Why RUG Levels Still Matter in SNF Billing
Although the PDPM has replaced the RUG system for Medicare Part A reimbursements, RUG levels continue to influence SNFs as follows:
- Medicaid Reimbursement
Many state Medicaid programs continue to use RUG-based systems for reimbursement. For instance, Pennsylvania has adopted a modified version of PDPM to focus on the nursing component to establish Medicaid case-mix indexes. This transition underscores the ongoing importance of RUG classifications in state-level reimbursement strategies.
- Historical Data Analysis
RUG levels provide a historical benchmark for analyzing patient acuity and trends in resource utilization. In fact facilities can compare current data with past classifications to assess changes in patient care needs and adjust staffing and resource allocation accordingly.
- Billing and Coding Accuracy
Though PDPM has shifted the focus to clinical characteristics, accurate coding remains essential. In fact, RUG classifications continue to play a crucial role in ensuring that billing codes accurately reflect the services provided. Thereby, this reduces the risk of audits and ensures compliance with federal and state regulations.

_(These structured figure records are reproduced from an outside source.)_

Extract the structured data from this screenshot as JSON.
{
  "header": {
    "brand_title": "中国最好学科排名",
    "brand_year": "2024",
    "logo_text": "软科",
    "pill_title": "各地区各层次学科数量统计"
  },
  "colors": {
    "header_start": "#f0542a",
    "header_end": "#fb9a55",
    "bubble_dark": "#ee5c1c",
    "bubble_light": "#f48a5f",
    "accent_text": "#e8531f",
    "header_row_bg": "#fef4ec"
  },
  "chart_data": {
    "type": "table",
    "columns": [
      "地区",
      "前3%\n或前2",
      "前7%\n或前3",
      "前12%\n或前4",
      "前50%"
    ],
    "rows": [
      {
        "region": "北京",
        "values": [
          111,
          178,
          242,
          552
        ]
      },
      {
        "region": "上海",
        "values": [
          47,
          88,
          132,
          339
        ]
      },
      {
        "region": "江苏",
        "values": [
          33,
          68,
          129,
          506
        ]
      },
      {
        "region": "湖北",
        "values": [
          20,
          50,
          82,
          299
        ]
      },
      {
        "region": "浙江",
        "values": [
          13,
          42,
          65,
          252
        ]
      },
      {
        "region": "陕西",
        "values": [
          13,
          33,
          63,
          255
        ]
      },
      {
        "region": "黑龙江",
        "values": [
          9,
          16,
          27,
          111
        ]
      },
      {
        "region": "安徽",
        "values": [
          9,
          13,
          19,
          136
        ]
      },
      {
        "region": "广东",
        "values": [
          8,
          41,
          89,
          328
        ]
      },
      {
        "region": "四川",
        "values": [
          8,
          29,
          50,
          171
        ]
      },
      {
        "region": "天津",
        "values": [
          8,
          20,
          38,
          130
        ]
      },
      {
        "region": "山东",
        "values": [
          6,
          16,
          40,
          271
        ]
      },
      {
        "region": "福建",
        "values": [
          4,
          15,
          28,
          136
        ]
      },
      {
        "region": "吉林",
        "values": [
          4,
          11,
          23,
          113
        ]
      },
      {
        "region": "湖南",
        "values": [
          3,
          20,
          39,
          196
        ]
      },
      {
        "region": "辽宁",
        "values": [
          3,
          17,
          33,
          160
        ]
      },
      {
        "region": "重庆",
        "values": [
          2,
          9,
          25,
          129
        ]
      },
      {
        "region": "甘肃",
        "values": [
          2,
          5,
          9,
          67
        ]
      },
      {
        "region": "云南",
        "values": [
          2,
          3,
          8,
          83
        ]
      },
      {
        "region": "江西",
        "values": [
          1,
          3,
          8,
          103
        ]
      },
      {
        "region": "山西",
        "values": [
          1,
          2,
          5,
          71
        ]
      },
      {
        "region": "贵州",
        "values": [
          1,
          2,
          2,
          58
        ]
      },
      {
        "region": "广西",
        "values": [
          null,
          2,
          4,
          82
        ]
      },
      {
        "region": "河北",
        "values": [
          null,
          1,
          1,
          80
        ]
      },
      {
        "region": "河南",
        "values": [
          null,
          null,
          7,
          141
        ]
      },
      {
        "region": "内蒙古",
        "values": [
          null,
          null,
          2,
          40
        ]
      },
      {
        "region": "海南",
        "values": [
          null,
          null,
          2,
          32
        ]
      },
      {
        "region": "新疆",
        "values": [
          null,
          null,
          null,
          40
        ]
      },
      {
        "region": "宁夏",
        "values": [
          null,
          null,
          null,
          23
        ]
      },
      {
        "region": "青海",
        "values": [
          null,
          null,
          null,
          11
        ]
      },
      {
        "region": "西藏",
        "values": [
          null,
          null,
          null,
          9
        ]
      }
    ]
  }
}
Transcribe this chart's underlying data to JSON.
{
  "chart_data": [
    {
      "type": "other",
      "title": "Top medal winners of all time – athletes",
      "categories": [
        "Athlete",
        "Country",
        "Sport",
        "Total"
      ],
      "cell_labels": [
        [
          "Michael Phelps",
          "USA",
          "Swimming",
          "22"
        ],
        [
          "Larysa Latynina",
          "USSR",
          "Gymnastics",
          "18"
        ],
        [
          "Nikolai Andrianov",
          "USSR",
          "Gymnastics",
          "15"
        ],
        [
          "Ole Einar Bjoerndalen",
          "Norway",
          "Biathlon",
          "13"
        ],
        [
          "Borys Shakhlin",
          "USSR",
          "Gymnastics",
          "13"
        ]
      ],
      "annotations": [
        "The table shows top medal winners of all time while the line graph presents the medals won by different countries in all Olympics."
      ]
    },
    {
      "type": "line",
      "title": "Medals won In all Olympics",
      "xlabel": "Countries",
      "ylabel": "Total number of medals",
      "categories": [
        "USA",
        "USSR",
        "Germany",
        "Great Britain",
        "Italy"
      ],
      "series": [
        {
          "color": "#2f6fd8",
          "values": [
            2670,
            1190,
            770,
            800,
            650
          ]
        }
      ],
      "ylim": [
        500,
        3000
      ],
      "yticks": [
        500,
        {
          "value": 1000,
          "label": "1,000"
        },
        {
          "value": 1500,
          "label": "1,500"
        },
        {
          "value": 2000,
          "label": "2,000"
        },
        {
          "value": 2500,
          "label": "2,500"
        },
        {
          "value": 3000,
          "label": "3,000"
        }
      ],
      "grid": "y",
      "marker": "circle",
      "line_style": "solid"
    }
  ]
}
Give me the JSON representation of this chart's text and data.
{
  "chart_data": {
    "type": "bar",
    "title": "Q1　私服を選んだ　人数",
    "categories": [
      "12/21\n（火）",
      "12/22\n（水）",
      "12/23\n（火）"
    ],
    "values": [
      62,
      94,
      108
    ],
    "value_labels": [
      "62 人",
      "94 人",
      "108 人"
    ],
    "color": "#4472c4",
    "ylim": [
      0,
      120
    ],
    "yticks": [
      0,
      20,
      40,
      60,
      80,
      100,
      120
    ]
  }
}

- Training and Staff Education
Understanding RUG levels is vital for staff training and education. Even as PDPM becomes more prevalent, SNF staff must be knowledgeable about both systems to ensure accurate assessments, documentation, and billing practices.
- Contractual Agreements
Some SNFs have contractual agreements with managed care organizations or other payers that reference RUG classifications. These agreements may stipulate reimbursement rates based on RUG levels which makes it necessary for facilities to maintain RUG-based documentation.
Conclusion
Undoubtedly, RUG levels continue to play a crucial role in SNF operations, even after the transition to PDPM. They help facilities understand patient care needs, guide accurate documentation, and support financial planning. However, accurately managing both RUG and PDPM systems is not an easy task. This is why many facilities choose outsourcing SNF billing and coding service providers to ensure precision, reduce risks, and maintain compliance across all payer systems.
In fact, partnering with specialized offshore Medical billing and Coding Companies in India, such as InfoHub Consultancy Services, enables facilities to access professionals who are well-versed in both RUG-based and PDPM billing methodologies. This ensures precise coding, timely claim submissions and thorough documentation for reducing errors and improving revenue capture.
FAQs
1. Are RUG levels still relevant for private insurance billing?
Ans. Some private payers reference RUG classifications for reimbursement guidelines.
2. Can RUG scores influence therapy program planning?
Ans. They guide decisions on therapy intensity and session scheduling.
3. Are RUG scores considered in strategic planning for high-acuity patients?
Ans. They help forecast care needs and budget for complex patient populations.
4. Can facilities leverage RUG data for cost optimization?
Ans. It supports efficient use of resources and improves financial decision-making.